Die Universitäten merkten schnell, welche Vorteile ihnen diese neuen Zulassungsverfahren ermöglichten. Wie Jerome Karabel, Soziologieprofessor in Berkeley, in seinem Buch „The Chosen“ (Houghton Mifflin Company, € 26,50) schreibt, konnte nun abgelehnt und aufgenommen werden, wen immer man wollte. Damit hatte man ein Instrument zur gezielten Steuerung der zukünftigen StudentInnen in der Hand, was gleichbedeutend mit einer indirekten Steuerung des Images und zukünftiger Spenden von AbsolventInnen war.

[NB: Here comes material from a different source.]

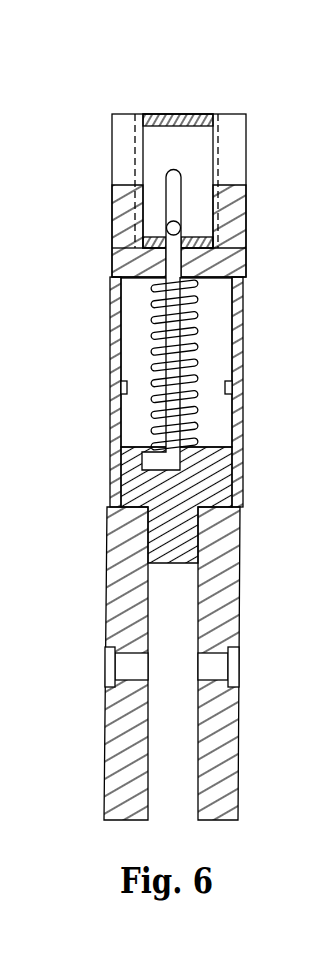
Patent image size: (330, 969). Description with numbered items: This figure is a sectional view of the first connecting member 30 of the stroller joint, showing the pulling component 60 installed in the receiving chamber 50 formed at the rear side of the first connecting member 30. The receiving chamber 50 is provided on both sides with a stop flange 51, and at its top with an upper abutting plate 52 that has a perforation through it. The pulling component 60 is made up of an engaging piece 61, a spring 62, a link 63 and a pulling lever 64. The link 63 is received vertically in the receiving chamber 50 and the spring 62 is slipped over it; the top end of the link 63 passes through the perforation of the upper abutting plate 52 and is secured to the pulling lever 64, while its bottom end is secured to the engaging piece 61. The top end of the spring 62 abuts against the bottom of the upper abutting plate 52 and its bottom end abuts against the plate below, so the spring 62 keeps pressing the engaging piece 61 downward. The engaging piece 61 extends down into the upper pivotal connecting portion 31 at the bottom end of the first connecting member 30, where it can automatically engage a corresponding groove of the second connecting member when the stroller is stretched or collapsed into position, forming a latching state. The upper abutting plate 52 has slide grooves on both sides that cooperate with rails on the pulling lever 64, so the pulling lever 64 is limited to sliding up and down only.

Die antisemitischen Quoten wurden zwar in den 1950er Jahren abgeschafft, die Mechanismen der Aufnahmeverfahren wirken jedoch noch heute. Karabel zeigt in seinem Buch, dass die Unis bis heute diejenigen nehmen, von denen sie glauben, dass diese gut für das Image sind, beispielsweise SportlerInnen oder diejenigen, die später zur Elite ihres Landes zählen werden. Die Balance zwischen Intelligenz (brains) und Reichtum (snob appeal) gelte es aufrechtzuerhalten. Dies führte zwar dazu, dass vor allem in den 1990ern durch das Klima der political correctness Frauen und AfroamerikanerInnen vom System profitieren konnten. Gleichzeitig hatten es jedoch bspw. AsiatInnen schwerer, aufgenommen zu werden.
Eliteuniversitäten sind Marken, und das wichtigste ist ihnen ihr Image. Angesichts des geplanten Instituts in einer ehemaligen Nervenheilanstalt wird schnell klar, dass die heimischen Elitenuni-BefürworterInnen dies nicht verstanden haben.